O Superior Tribunal de Justiça (STJ) restabeleceu o aumento de pena pelo emprego de arma de fogo na condenação de um homem por roubo ocorrido em 2015, em Goiás. A Corte acolheu recurso do Ministério Público de Goiás (MPGO) e afastou decisão da 4ª Câmara Criminal do Tribunal de Justiça de Goiás (TJGO), que havia excluído a majorante ao julgar apelação da defesa.
A decisão foi proferida pelo ministro Messod Azulay Neto, relator do Recurso Especial nº 2.234.993-GO (2025/0367588-4). Segundo o magistrado, a alteração promovida pela Lei nº 13.654/2018 não tornou atípico o emprego de arma de fogo no crime de roubo, mas apenas modificou a forma como essa circunstância passou a ser prevista no Código Penal.
Com esse entendimento, o STJ determinou o restabelecimento da causa de aumento na fração de um terço, conforme a legislação vigente na época dos fatos.
O recurso foi apresentado pelo MPGO por meio do Núcleo Especializado em Recursos Constitucionais (Nurec).
Roubo ocorrido em 2015
O caso teve origem em um roubo praticado em 2015. Conforme a denúncia oferecida pelo promotor de Justiça Marcelo Crepaldi Dias Barreira, a vítima foi abordada por dois homens armados e permaneceu sob ameaça durante o período em que os autores ficaram com o veículo subtraído.
Ao julgar o processo, o juízo de primeiro grau reconheceu a incidência da causa de aumento pelo emprego de arma de fogo e aplicou a fração de um terço prevista na redação do Código Penal em vigor à época.
A defesa recorreu ao TJGO. A 4ª Câmara Criminal manteve a condenação, mas redimensionou a pena e afastou a majorante relacionada ao uso da arma.

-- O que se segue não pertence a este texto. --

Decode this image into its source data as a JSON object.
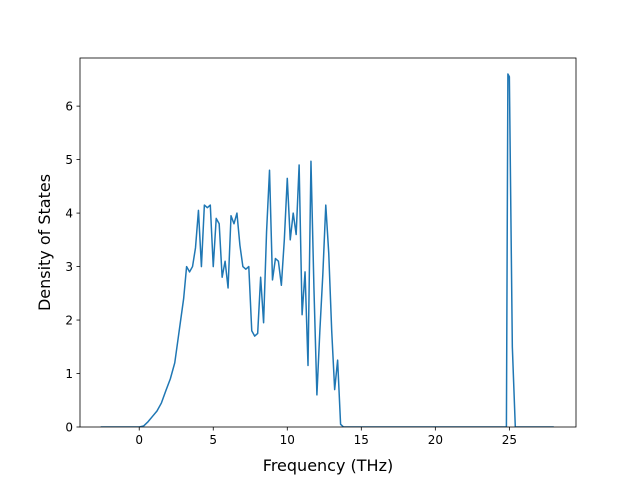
{
  "chart_data": {
    "type": "line",
    "title": "",
    "xlabel": "Frequency (THz)",
    "ylabel": "Density of States",
    "xlim": [
      -4.0,
      29.5
    ],
    "ylim": [
      0,
      6.9
    ],
    "x_ticks": [
      0,
      5,
      10,
      15,
      20,
      25
    ],
    "y_ticks": [
      0,
      1,
      2,
      3,
      4,
      5,
      6
    ],
    "x_tick_labels": [
      "0",
      "5",
      "10",
      "15",
      "20",
      "25"
    ],
    "y_tick_labels": [
      "0",
      "1",
      "2",
      "3",
      "4",
      "5",
      "6"
    ],
    "grid": false,
    "legend": "none",
    "series": [
      {
        "color": "#1f77b4",
        "x": [
          -2.6,
          -1.0,
          0.0,
          0.3,
          0.6,
          0.9,
          1.2,
          1.5,
          1.8,
          2.1,
          2.4,
          2.6,
          2.8,
          3.0,
          3.2,
          3.4,
          3.6,
          3.8,
          4.0,
          4.2,
          4.4,
          4.6,
          4.8,
          5.0,
          5.2,
          5.4,
          5.6,
          5.8,
          6.0,
          6.2,
          6.4,
          6.6,
          6.8,
          7.0,
          7.2,
          7.4,
          7.6,
          7.8,
          8.0,
          8.2,
          8.4,
          8.6,
          8.8,
          9.0,
          9.2,
          9.4,
          9.6,
          9.8,
          10.0,
          10.2,
          10.4,
          10.6,
          10.8,
          11.0,
          11.2,
          11.4,
          11.6,
          11.8,
          12.0,
          12.2,
          12.4,
          12.6,
          12.8,
          13.0,
          13.2,
          13.4,
          13.6,
          13.8,
          14.0,
          14.5,
          15.0,
          20.0,
          24.0,
          24.8,
          24.9,
          25.0,
          25.2,
          25.4,
          25.6,
          27.0,
          28.0
        ],
        "y": [
          0.0,
          0.0,
          0.0,
          0.02,
          0.1,
          0.2,
          0.3,
          0.45,
          0.68,
          0.9,
          1.2,
          1.6,
          2.0,
          2.4,
          3.0,
          2.9,
          3.0,
          3.35,
          4.05,
          3.0,
          4.15,
          4.1,
          4.15,
          3.0,
          3.9,
          3.8,
          2.8,
          3.1,
          2.6,
          3.95,
          3.8,
          4.0,
          3.4,
          3.0,
          2.95,
          3.0,
          1.8,
          1.7,
          1.75,
          2.8,
          1.95,
          3.65,
          4.8,
          2.75,
          3.15,
          3.1,
          2.65,
          3.5,
          4.65,
          3.5,
          4.0,
          3.6,
          4.9,
          2.1,
          2.9,
          1.15,
          4.97,
          2.6,
          0.6,
          1.8,
          2.85,
          4.15,
          3.25,
          1.8,
          0.7,
          1.25,
          0.05,
          0.0,
          0.0,
          0.0,
          0.0,
          0.0,
          0.0,
          0.0,
          6.6,
          6.55,
          1.5,
          0.0,
          0.0,
          0.0,
          0.0
        ]
      }
    ]
  }
}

O colegiado considerou que a revogação do dispositivo pela Lei nº 13.654/2018 teria retirado a previsão legal anteriormente utilizada. Também levou em conta a ausência de laudo pericial capaz de demonstrar a aptidão da arma apreendida para efetuar disparos.
Em segundo grau, atuou pelo Ministério Público o procurador de Justiça Alencar José Vital.
Continuidade normativo-típica
No recurso ao STJ, o MPGO sustentou que a Lei nº 13.654/2018 não deixou de tratar de forma mais grave o roubo praticado com arma de fogo. Segundo a argumentação apresentada pelo promotor de Justiça Murilo da Silva Frazão, integrante do Nurec, a alteração legislativa apenas deslocou a previsão para outro dispositivo do Código Penal e passou a estabelecer uma fração de aumento mais elevada.
Por isso, o Ministério Público defendeu a aplicação da norma vigente no momento do crime, que previa aumento de um terço e era mais favorável ao condenado.
Ao acolher o recurso, Messod Azulay Neto aplicou o entendimento de que houve continuidade normativo-típica. Ou seja, embora tenha ocorrido alteração na estrutura do Código Penal, a conduta relacionada ao emprego de arma de fogo no roubo continuou sujeita a tratamento penal mais rigoroso.
Perícia da arma
O MPGO também questionou o afastamento da majorante em razão da ausência de perícia na arma.
No recurso, o órgão sustentou que o exame pericial não é indispensável quando outros elementos de prova demonstram de maneira segura o emprego do artefato. No caso, apontou o relato da vítima, que descreveu a utilização das armas durante o crime e teria, inclusive, diferenciado os dois artefatos utilizados pelos autores.
O relator acolheu também essa argumentação. Segundo o entendimento aplicado pelo STJ, a apreensão e a perícia da arma não constituem requisitos obrigatórios para a incidência da causa de aumento quando seu emprego estiver comprovado por outros meios de prova considerados confiáveis, como depoimentos de vítimas e testemunhas.
Com a decisão, foi reformado o acórdão da 4ª Câmara Criminal do TJGO e restabelecida a sentença no ponto em que reconheceu o aumento de um terço da pena pelo uso de arma de fogo.